文部科学省が実施する「数理・DS(データサイエンス)・AI教育プログラム認定制度(リテラシーレベル)」に、2023年度は国立高等専門学校9校9件のプログラムが認定され、22年度までの42件と合わせて国立高専全校が認定された。23年9月20日、国立高専を管轄する国立高等専門学校機構(以下、高専機構)が明らかにした。また、リテラシーレベルよりも上級レベルの応用基礎レベルには5校5件のプログラムが認定された。
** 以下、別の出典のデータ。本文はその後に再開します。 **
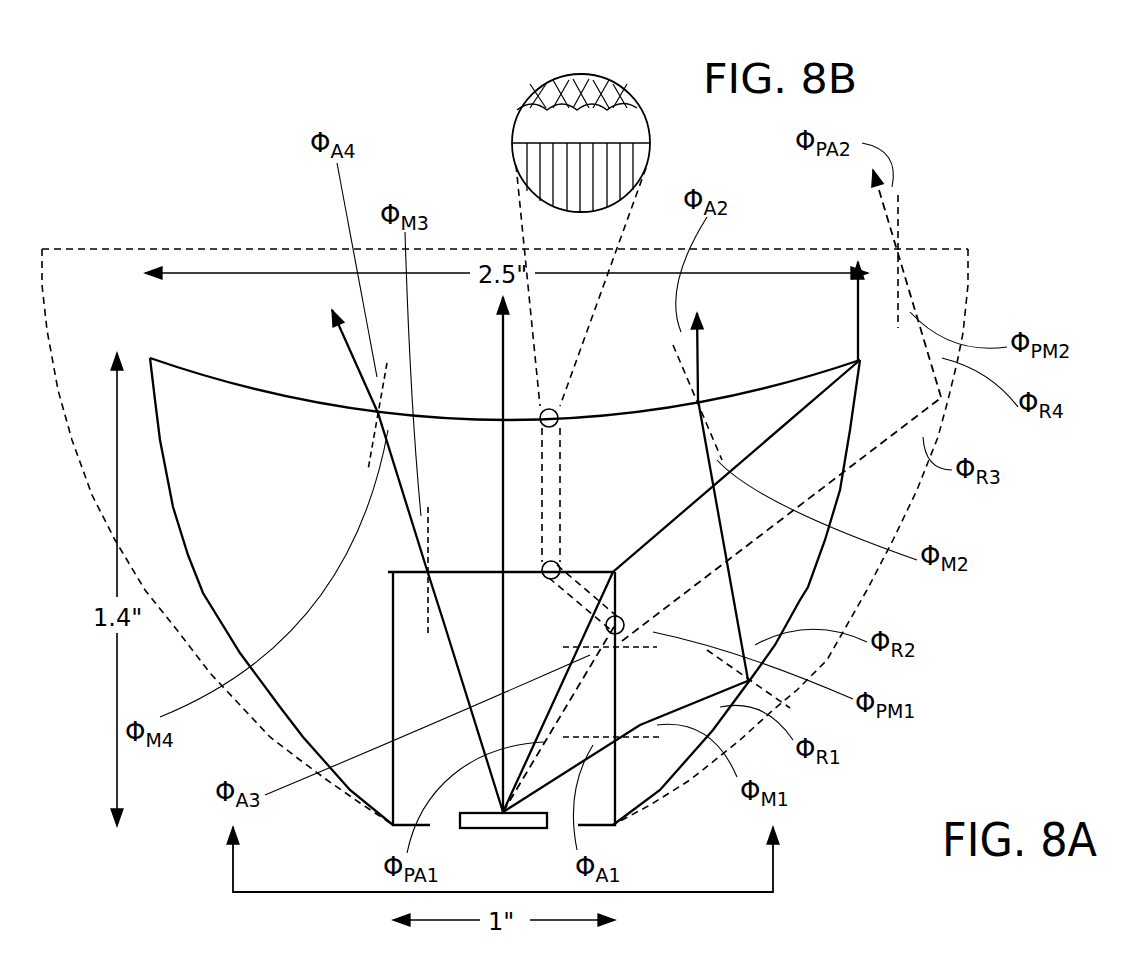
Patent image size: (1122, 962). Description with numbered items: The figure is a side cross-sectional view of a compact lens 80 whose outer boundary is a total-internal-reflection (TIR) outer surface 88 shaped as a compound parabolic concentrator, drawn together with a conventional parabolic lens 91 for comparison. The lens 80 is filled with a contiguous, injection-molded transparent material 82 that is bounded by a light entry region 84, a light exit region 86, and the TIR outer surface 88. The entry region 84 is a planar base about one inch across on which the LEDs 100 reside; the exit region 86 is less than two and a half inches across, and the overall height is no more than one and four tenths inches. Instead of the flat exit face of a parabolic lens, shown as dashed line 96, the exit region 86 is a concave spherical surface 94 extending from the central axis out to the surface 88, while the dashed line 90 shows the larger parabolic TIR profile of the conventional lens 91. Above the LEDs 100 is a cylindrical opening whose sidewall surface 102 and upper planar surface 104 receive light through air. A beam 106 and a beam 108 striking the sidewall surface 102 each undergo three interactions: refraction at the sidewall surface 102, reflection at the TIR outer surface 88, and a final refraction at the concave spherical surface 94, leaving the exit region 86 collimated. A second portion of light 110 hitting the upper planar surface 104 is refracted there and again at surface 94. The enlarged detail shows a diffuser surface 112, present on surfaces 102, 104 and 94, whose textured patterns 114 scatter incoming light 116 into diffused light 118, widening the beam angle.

In FIG. 8A, the lens 80 is at (127, 332).
In FIG. 8A, the material 82 is at (255, 465).
In FIG. 8A, the light entry region 84 is at (708, 897).
In FIG. 8A, the light exit region 86 is at (615, 373).
In FIG. 8A, the TIR outer surface 88 is at (837, 515).
In FIG. 8A, the dashed line (parabolic TIR) 90 is at (965, 293).
In FIG. 8A, the conventional parabolic lens 91 is at (990, 245).
In FIG. 8A, the concave spherical surface 94 is at (257, 388).
In FIG. 8A, the dashed line (flat exit surface) 96 is at (175, 248).
In FIG. 8A, the LEDs 100 is at (503, 828).
In FIG. 8A, the sidewall surface 102 is at (617, 582).
In FIG. 8A, the upper planar surface 104 is at (468, 572).
In FIG. 8A, the beam 106 is at (700, 352).
In FIG. 8A, the beam 108 is at (852, 335).
In FIG. 8A, the second portion of light 110 is at (353, 358).
In FIG. 8B, the diffuser surface 112 is at (530, 67).
In FIG. 8B, the textured surfaces and/or patterns 114 is at (518, 132).
In FIG. 8B, the light entering the surface 116 is at (643, 183).
In FIG. 8B, the scattered light 118 is at (620, 102).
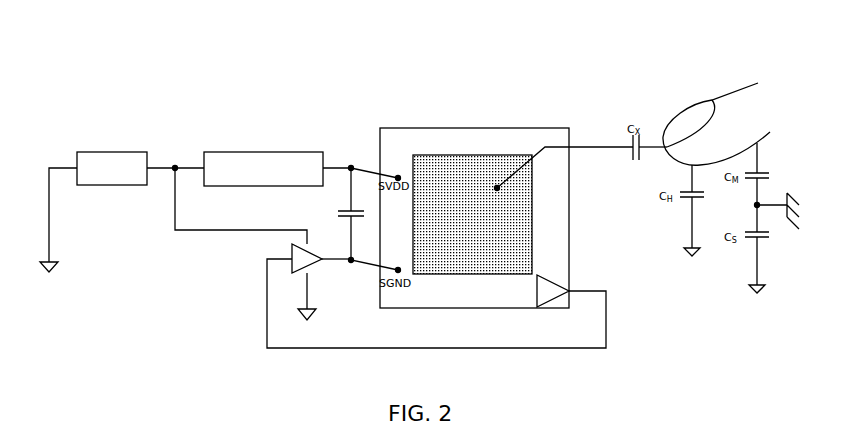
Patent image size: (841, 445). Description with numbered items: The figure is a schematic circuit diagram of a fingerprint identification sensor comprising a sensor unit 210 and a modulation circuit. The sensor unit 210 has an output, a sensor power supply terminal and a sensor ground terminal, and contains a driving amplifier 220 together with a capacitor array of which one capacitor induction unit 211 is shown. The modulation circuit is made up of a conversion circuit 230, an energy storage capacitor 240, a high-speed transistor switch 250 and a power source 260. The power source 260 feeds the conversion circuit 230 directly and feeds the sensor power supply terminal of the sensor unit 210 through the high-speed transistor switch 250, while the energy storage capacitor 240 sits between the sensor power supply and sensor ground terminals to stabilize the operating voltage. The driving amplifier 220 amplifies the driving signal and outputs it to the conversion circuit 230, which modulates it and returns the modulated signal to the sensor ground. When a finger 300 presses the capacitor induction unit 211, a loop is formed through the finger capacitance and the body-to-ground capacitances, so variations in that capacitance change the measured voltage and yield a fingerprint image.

The sensor unit 210 is at (521, 114).
The capacitor induction unit 211 is at (442, 167).
The driving amplifier 220 is at (543, 303).
The conversion circuit 230 is at (298, 262).
The energy storage capacitor 240 is at (338, 212).
The high-speed transistor switch 250 is at (280, 152).
The power source 260 is at (110, 186).
The finger 300 is at (753, 113).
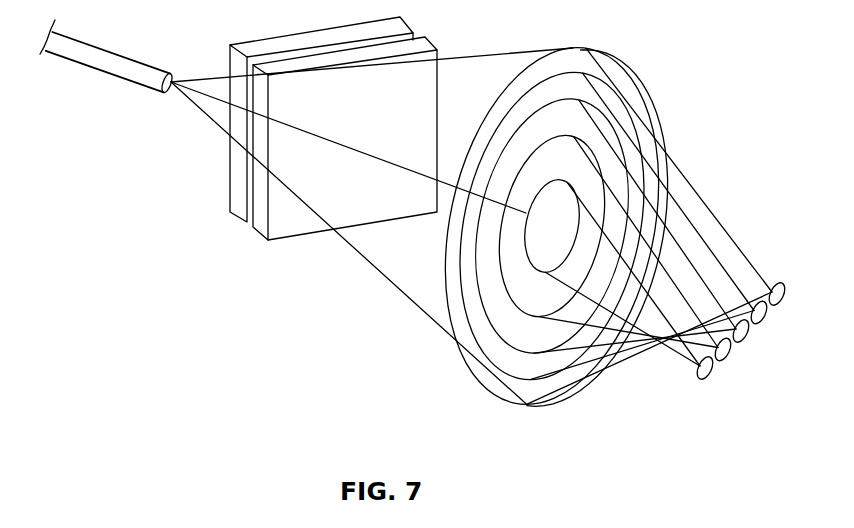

国立高専に「AI戦略2019」目標達成のための環境整う
政府は「AI戦略2019」で「文理を問わず、全ての大学・高専生(約50万人卒/年)が課程にて初級レベルの数理・DS・AIを習得」を目標に掲げている。
文科省の数理・DS・AI教育プログラム認定制度は、この3つを理解し活用する能力を育成することを目的に、これらを体系的に教育する大学・高専の優れたプログラムを認定し、奨励するもの。2021年度に始まり、初級レベルに当たる「リテラシーレベル」は382件のプログラムが23年度までに認定された。
ビジネス課題の解決のためにデータを活用したり商品開発のツールとしてAIや統計を活用できたりすることなどを目指し、大学・高専生の半数に当たる年間約25万人が修得することを想定している「応用基礎レベル」には151件のプログラムが認定されている。
国立高専はリテラシーレベルは23年度までに全51校が認定されたことで、数理・DS・AIに関して学べる環境が整ったことになる。このうち先導的で独自の工夫と特色がある「数理・DS・AI教育プログラム(リテラシーレベル)プラス」に長岡高専と富山高専の2校が選定された。
また、応用基礎レベルには8校(苫小牧・旭川・富山・石川・鳥羽・明石・久留米・佐世保高専)12件の教育プログラムが認定された。
高専機構によると、高専全51校で認定された背景に、この認定制度が始まる前から社会の潮流を捉えて「高専発!『Society5.0型未来技術人財』育成事業」という取り組みを独自に進めていたことがあるという。